Kafka源码剖析之Producer生产者流程
Producer 示例
首先我们先通过一段代码来展示 KafkaProducer 的使用方法。在下面的示例中,我们使用 KafkaProducer 实现向kafka发送消息的功能。在示例程序中,首先将 KafkaProduce 使用的配置写入到 Properties 中,每项配置的具体含义在注释中进行解释。之后以此 Properties 对象为参数构造 KafkaProducer 对象,最后通过 send 方法完成发送,代码中包含同步发送、异步发送两种情况。
public static void main(String[] args) throws ExecutionException,
InterruptedException {
Properties props = new Properties();
// 客户端id
props.put("client.id", "KafkaProducerDemo");
// kafka地址,列表格式为host1:port1,host2:port2,...,无需添加所有的集群地址,kafka会根据提供的地址发现其他的地址(建议多提供几个,以防提供的服务器关闭)
props.put("bootstrap.servers", "localhost:9092");
// 发送返回应答方式
// 0:Producer 往集群发送数据不需要等到集群的返回,不确保消息发送成功。
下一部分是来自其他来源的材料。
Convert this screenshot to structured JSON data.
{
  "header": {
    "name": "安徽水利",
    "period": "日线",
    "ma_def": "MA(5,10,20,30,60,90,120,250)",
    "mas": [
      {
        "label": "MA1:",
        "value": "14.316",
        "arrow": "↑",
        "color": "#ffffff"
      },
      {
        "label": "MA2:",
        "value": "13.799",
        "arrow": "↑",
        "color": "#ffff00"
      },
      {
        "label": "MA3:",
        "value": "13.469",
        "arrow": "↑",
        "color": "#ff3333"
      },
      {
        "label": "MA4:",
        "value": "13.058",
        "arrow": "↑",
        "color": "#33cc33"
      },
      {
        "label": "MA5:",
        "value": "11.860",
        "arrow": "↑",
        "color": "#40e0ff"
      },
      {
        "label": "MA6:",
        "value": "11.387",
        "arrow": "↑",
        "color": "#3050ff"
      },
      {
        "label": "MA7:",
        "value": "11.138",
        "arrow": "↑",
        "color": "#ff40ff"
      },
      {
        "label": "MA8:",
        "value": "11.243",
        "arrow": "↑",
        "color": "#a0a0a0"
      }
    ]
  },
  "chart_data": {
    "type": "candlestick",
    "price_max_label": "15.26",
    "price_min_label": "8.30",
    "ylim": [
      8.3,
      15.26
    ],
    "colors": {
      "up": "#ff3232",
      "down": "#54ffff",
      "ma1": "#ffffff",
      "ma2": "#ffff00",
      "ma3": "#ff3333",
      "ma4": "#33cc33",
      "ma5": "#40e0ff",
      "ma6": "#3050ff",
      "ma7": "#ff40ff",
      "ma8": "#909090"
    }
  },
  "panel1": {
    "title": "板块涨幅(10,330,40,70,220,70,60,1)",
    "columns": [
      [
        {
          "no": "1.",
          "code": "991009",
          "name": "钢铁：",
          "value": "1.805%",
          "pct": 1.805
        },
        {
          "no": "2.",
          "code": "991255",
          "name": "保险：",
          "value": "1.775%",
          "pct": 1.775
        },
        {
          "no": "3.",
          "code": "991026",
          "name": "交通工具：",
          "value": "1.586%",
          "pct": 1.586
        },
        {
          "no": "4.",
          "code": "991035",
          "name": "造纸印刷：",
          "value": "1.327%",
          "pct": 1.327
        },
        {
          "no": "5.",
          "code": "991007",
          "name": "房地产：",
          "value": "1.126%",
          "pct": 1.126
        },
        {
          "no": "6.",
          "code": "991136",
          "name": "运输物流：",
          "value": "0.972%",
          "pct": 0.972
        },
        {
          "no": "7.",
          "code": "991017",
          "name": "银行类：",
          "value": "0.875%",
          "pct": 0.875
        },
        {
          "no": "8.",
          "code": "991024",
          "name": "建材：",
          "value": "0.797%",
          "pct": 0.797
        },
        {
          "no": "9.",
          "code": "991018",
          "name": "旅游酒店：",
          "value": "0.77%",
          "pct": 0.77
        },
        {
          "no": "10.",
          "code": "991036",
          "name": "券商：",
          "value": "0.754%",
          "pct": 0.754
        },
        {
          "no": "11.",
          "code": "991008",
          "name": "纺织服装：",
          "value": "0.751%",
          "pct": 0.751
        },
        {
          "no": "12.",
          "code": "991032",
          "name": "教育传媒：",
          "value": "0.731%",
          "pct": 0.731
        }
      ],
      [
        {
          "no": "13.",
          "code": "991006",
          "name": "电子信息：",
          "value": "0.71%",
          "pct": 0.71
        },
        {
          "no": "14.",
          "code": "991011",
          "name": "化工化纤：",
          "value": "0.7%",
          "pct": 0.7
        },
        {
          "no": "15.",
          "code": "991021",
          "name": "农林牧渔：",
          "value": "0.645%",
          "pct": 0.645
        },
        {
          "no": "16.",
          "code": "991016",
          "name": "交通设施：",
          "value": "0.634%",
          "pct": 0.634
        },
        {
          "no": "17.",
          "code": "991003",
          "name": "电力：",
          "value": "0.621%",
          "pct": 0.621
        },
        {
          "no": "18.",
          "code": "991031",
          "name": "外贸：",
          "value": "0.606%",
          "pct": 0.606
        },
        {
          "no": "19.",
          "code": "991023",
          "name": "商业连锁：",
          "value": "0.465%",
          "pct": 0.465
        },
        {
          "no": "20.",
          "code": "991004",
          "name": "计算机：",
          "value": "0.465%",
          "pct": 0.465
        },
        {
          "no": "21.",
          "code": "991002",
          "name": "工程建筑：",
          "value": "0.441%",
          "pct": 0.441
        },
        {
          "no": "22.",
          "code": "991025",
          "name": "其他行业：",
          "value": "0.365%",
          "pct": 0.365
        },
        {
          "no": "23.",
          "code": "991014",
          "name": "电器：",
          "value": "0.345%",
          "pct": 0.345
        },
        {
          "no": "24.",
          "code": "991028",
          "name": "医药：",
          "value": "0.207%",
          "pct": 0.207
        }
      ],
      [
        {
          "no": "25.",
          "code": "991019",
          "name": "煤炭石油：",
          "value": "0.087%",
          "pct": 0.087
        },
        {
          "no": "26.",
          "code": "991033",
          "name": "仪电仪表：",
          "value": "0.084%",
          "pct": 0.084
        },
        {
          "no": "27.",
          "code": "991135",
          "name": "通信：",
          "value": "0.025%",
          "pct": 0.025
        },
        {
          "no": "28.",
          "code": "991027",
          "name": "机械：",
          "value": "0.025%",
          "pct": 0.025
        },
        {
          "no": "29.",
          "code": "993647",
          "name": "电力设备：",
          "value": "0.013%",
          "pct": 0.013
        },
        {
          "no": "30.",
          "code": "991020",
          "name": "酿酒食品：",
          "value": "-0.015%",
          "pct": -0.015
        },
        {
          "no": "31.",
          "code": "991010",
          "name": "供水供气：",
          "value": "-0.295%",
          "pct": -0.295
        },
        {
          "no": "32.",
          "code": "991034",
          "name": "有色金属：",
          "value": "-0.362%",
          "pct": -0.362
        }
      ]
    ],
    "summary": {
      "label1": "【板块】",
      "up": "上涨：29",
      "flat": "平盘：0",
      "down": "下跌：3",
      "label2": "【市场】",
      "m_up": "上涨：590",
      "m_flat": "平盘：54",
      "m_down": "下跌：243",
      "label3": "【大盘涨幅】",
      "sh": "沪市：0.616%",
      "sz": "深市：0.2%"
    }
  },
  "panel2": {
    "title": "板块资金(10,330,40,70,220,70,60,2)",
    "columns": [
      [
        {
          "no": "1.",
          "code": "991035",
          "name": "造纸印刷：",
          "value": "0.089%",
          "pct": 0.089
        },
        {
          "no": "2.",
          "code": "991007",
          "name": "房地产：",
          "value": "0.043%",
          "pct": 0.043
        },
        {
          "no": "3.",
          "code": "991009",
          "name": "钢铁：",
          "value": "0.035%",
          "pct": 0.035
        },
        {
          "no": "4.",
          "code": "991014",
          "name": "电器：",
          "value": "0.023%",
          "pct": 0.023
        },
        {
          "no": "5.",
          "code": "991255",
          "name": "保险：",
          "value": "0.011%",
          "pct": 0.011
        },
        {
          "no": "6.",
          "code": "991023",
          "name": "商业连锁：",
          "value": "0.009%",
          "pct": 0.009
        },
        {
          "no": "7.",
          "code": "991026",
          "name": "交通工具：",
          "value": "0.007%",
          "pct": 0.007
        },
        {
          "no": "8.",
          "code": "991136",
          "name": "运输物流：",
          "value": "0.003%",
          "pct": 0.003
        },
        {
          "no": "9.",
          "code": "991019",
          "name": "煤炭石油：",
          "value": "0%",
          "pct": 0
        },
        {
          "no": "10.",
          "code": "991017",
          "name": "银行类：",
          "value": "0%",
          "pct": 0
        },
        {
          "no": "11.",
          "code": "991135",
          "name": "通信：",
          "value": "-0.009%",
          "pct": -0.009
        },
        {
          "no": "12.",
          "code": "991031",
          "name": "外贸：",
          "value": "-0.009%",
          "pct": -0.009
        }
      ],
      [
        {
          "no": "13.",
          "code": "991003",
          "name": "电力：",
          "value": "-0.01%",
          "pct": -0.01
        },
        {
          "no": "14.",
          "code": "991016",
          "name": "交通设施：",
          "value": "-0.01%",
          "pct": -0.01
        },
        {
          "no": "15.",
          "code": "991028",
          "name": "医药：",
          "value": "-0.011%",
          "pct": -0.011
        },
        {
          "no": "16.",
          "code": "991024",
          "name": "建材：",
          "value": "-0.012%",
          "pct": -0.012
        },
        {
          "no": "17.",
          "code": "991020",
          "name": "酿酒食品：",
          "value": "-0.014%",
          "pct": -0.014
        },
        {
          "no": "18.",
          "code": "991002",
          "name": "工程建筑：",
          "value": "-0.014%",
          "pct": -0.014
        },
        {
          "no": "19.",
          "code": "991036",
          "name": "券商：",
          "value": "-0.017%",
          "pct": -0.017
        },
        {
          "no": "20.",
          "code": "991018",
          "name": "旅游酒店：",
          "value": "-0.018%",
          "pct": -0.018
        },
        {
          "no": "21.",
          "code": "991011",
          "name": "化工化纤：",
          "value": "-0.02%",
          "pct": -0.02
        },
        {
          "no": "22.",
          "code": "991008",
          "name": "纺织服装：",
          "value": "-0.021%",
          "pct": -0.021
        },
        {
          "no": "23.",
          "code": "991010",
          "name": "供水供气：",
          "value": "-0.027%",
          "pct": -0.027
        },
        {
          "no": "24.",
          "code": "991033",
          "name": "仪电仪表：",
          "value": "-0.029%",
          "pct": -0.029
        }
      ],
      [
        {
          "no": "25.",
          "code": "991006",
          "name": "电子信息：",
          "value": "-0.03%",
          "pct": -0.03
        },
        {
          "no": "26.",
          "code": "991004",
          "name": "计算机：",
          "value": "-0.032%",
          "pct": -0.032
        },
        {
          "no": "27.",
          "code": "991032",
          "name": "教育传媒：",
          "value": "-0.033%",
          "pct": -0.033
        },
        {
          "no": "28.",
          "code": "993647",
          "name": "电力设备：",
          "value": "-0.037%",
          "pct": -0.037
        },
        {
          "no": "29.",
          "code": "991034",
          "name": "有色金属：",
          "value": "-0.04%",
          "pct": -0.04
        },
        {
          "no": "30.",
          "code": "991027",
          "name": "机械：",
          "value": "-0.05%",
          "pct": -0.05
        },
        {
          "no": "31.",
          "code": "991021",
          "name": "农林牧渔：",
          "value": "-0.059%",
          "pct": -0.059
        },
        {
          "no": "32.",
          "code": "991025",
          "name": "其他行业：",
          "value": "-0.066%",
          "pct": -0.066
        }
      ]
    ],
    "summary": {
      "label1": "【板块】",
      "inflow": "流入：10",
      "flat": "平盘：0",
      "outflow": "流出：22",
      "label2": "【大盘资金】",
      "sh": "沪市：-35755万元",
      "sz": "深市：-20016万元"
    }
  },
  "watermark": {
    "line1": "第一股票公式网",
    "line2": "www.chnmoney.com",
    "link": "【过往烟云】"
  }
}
安全性最 低但是效率最高。
// 1:Producer 往集群发送数据只要 Leader 应答就可以发送下一条,只确保Leader接收成功。
// -1或者all:Producer 往集群发送数据需要所有的ISR Follower都完成从Leader 的同步才会发送下一条,确保Leader发送成功和所有的副本都成功接收。安全性最高,但是效率最低。
props.put("acks", "all");
// 重试次数
props.put("retries", 0);
// 重试间隔时间
props.put("retries.backoff.ms", 100);
// 批量发送的大小
props.put("batch.size", 16384);
// 一个Batch被创建之后,最多过多久,不管这个Batch有没有写满,都必须发送出去
props.put("linger.ms", 10);
// 缓冲区大小
props.put("buffer.memory", 33554432);
// key序列化方式
props.put("key.serializer", "org.apache.kafka.common.serialization.StringSerializer");
// value序列化方式
props.put("value.serializer", "org.apache.kafka.common.serialization.StringSerializer");
// topic
String topic = "lagou_edu";
Producer<String, String> producer = new KafkaProducer<>(props);
AtomicInteger count = new AtomicInteger();
while (true) {
int num = count.get();
String key = Integer.toString(num);
String value = Integer.toString(num);
ProducerRecord<String, String> record = new ProducerRecord<>
(topic, key, value);
if (num % 2 == 0) {
// 偶数异步发送
// 第一个参数record封装了topic、key、value
// 第二个参数是一个callback对象,当生产者接收到kafka发来的ACK确认消息时,会调用此CallBack对象的onComplete方法
producer.send(record, (recordMetadata, e) -> {
System.out.println("num:" + num + " topic:" + recordMetadata.topic() + " offset:" + recordMetadata.offset());
});
} else {
// 同步发送
// KafkaProducer.send方法返回的类型是Future<RecordMetadata>,通 过get方法阻塞当前线程,等待kafka服务端ACK响应
producer.send(record).get();
}
count.incrementAndGet();
TimeUnit.MILLISECONDS.sleep(100);
}
}
同步发送
KafkaProducer.send方法返回的类型是Future< RecordMetadata >,通过get方法阻塞当前线程,等待kafka服务端ACK响应
producer.send(record).get();
异步发送
- 第一个参数record封装了topic、key、value
- 第二个参数是一个callback对象,当生产者接收到kafka发来的ACK确认消息时,会调用此 CallBack对象的onComplete方法
producer.send(record, (recordMetadata, e) -> {
System.out.println("num:" + num + " topic:" + recordMetadata.topic() + " offset:" + recordMetadata.offset());
});
KafkaProducer实例化
了解了 KafkaProducer 的基本使用,开始深入了解的KafkaProducer原理和实现,先看一下构造方法核心逻辑,在client包的KafkaProducer类方法
private KafkaProducer(ProducerConfig config, Serializer<K> keySerializer, Serializer<V> valueSerializer) {
try {
//获取用户传的配置信息
Map<String, Object> userProvidedConfigs = config.originals();
this.producerConfig = config;
this.time = Time.SYSTEM;
//获取用户是在的clientID
String clientId = config.getString(ProducerConfig.CLIENT_ID_CONFIG);
//如果没有clientId,自定义一个自增的clientID
if (clientId.length() <= 0)
clientId = "producer-" + PRODUCER_CLIENT_ID_SEQUENCE.getAndIncrement();
this.clientId = clientId;
// 获取事务ID,如果没有,直接为null。
String transactionalId = userProvidedConfigs.containsKey(ProducerConfig.TRANSACTIONAL_ID_CONFIG) ?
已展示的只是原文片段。